Glokal. „Das Japanische Haus“ in Leipzig

Der folgende Text wurde im März 2016 für das Heft 5 des Journals „5. Designing Media Ecology“ verfasst, das im Juni 2016 als Themenheft „Mobility and Place. Alternative Spaces in Asia“ (移動と場所―アジアのオルタナティブスペース) erschien, hrsg. von Mizukoshi Shin, Mōri Yoshitaka, Sakura Osamu, Iharada Haruka. Ins Japanische übersetzt wurde er von Ōtani Yū: グローカルーライプツィヒ「日本の家」, S. 10-11; Link zum Journal (dort ist unter dem Zwischentitel „‘5‘ in the university seminar“ übrigens auch ein kleiner Bericht mit Foto über ein Master-Seminar im SoSe 2016 zu finden).

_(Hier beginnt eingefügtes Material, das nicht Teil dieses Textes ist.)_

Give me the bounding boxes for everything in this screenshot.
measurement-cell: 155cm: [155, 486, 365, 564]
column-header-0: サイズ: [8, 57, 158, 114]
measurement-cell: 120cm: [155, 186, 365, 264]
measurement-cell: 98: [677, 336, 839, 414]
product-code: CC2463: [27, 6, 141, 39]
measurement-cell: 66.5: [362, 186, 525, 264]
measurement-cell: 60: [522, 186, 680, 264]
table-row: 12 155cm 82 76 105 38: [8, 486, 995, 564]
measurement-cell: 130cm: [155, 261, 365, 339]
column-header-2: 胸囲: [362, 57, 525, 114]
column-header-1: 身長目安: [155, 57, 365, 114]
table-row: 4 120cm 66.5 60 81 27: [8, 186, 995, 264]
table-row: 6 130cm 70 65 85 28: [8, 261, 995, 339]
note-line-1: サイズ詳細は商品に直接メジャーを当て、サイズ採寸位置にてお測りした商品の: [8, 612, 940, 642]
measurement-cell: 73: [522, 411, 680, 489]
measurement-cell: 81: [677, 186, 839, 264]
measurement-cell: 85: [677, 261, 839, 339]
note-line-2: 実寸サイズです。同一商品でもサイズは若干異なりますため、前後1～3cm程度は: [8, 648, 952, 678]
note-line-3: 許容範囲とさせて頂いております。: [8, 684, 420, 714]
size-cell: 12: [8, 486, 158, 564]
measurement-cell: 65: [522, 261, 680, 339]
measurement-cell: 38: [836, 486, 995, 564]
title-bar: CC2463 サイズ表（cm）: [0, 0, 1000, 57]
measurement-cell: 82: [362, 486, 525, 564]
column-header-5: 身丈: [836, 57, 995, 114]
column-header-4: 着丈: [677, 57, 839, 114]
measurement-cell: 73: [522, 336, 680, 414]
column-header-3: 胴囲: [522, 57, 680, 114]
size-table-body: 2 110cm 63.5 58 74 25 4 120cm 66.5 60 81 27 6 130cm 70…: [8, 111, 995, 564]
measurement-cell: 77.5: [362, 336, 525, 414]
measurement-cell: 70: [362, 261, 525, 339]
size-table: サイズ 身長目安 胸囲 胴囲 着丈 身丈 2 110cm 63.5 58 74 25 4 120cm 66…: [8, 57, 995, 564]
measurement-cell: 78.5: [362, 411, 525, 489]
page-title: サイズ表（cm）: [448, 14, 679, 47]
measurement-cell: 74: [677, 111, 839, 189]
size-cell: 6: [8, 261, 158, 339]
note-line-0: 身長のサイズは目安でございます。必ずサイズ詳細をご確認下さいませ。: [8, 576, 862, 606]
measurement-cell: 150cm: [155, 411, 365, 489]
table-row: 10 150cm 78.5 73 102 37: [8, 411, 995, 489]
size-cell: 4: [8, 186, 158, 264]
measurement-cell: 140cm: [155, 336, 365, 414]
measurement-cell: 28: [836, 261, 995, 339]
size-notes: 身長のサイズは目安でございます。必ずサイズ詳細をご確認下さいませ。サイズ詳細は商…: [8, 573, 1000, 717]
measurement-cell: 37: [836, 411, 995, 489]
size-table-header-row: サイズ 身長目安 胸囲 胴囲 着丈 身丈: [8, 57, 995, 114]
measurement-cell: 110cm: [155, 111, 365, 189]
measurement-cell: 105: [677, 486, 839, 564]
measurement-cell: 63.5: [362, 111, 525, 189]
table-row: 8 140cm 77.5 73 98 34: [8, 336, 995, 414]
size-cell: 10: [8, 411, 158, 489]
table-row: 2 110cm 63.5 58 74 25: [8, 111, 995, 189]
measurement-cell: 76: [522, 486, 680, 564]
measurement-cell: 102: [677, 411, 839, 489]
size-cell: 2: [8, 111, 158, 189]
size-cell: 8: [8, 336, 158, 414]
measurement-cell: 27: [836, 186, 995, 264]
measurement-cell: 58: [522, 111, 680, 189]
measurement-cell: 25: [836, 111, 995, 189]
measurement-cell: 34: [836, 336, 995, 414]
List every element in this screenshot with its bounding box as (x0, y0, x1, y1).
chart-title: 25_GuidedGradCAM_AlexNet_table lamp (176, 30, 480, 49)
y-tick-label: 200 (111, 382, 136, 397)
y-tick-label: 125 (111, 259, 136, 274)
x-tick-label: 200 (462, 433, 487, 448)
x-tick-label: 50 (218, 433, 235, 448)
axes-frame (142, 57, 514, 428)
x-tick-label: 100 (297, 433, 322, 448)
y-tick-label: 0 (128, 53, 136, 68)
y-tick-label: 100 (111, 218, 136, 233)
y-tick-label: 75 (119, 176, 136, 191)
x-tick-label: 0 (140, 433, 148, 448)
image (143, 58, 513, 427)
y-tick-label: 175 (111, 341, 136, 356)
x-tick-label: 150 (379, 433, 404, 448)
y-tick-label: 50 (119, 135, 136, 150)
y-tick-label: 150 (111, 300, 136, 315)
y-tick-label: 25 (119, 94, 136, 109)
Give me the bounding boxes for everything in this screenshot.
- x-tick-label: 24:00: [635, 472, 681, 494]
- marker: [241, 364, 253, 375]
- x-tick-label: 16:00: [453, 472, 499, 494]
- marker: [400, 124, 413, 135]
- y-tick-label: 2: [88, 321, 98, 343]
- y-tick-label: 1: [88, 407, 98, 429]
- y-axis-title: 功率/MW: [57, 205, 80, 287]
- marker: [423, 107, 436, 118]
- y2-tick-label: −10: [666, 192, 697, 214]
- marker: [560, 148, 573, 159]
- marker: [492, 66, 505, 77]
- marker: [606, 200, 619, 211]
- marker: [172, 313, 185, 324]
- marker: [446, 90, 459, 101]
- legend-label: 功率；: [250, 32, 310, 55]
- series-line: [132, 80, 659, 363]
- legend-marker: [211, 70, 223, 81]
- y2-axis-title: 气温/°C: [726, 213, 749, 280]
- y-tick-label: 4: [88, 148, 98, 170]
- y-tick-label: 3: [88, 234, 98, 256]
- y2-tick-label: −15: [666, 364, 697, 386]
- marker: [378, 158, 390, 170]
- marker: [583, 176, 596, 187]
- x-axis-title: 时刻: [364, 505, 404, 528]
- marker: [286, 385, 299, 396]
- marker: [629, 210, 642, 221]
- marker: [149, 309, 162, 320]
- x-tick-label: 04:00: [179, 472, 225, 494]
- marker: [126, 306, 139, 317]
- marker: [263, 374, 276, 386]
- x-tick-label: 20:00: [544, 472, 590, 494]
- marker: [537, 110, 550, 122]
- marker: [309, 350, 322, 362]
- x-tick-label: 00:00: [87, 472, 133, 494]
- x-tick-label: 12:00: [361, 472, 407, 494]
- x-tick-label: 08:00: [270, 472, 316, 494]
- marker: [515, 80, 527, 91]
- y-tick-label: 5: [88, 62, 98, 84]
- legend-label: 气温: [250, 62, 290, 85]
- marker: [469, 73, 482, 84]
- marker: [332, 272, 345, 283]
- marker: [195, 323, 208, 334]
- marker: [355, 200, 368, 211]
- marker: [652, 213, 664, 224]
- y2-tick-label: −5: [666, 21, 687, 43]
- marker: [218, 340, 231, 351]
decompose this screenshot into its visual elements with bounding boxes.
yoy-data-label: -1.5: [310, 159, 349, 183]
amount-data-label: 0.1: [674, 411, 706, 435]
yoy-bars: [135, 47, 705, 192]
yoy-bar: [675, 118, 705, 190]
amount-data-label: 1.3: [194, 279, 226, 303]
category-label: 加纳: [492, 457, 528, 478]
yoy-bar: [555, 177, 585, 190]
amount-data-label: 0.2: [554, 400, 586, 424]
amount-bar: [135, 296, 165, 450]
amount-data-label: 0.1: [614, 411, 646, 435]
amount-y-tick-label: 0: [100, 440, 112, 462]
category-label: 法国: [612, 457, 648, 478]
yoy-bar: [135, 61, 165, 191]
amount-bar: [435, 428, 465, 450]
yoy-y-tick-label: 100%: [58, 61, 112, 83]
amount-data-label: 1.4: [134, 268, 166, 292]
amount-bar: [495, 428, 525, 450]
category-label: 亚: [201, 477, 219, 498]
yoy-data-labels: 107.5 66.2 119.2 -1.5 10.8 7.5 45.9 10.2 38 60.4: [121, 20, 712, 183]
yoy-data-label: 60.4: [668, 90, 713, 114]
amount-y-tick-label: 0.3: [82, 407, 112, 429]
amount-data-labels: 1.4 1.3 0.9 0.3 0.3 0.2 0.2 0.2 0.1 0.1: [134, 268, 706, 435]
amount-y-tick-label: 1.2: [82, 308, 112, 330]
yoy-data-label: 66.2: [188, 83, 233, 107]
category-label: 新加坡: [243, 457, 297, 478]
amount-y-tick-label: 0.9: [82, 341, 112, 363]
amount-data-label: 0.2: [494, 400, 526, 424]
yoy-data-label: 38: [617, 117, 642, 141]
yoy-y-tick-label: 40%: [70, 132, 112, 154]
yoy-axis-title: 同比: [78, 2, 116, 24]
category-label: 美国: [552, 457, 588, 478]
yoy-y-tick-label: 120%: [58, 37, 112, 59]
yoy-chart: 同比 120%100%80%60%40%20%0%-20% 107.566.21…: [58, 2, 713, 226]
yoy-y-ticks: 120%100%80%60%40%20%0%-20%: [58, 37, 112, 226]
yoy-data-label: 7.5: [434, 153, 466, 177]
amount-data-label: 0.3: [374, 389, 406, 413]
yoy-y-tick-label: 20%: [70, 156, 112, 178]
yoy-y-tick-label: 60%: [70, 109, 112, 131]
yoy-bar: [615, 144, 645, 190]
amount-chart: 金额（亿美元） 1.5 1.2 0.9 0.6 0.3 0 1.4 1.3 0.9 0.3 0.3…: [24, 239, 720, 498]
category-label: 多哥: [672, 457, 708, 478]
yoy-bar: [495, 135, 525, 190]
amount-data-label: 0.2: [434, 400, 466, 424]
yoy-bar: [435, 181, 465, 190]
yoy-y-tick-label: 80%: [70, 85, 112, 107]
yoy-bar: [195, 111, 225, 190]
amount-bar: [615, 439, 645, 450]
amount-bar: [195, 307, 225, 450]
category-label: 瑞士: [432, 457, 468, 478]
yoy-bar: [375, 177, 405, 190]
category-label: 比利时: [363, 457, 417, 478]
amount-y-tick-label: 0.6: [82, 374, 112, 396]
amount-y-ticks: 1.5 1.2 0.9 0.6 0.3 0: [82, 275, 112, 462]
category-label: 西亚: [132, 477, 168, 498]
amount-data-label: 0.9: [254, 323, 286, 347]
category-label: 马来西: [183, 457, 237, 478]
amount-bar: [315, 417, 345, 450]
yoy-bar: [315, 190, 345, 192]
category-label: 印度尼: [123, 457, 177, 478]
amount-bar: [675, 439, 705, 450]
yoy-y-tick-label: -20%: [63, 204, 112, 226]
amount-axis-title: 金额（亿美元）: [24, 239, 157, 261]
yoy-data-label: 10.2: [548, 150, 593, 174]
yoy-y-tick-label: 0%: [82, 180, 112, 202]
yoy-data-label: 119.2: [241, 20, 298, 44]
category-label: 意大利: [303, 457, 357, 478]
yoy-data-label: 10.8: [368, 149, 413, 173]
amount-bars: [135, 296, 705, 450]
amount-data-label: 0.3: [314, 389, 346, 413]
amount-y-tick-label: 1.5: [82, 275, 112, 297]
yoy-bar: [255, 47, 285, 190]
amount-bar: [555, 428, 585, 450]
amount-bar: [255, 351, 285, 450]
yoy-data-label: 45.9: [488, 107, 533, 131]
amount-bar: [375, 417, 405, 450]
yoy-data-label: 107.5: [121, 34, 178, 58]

Im Frühjahr 2011 tauchten plötzlich zwei junge Leute aus Japan in der Leipziger Japanologie auf. Sie wollten in einem der vielen leer stehenden Häuser Leipzigs, das damals noch als „schrumpfende Stadt“ galt, ihr Projekt namens „Das Japanische Haus“ starten, und dazu baten sie uns um Kooperation. Uns saß uns noch der Schock von „3.11“ in den Knochen und ich war höchst skeptisch: Wieder so eine „Kizuna“-Aktion, um ein heiles „wabi-sabi“-Japanbild zu retten, anstatt endlich genau hinzuschauen und zu fragen, warum es zu einer solchen Katastrophe kommen konnte? Nein. Was folgte, war etwas ganz anderes – es war „der Beginn einer wunderbaren Freundschaft“ (berühmt gewordene Worte, mit denen der amerikanische Kultfilm „Casablanca“ (1942) endet – und hier sind sie ganz und gar nicht ironisch gemeint).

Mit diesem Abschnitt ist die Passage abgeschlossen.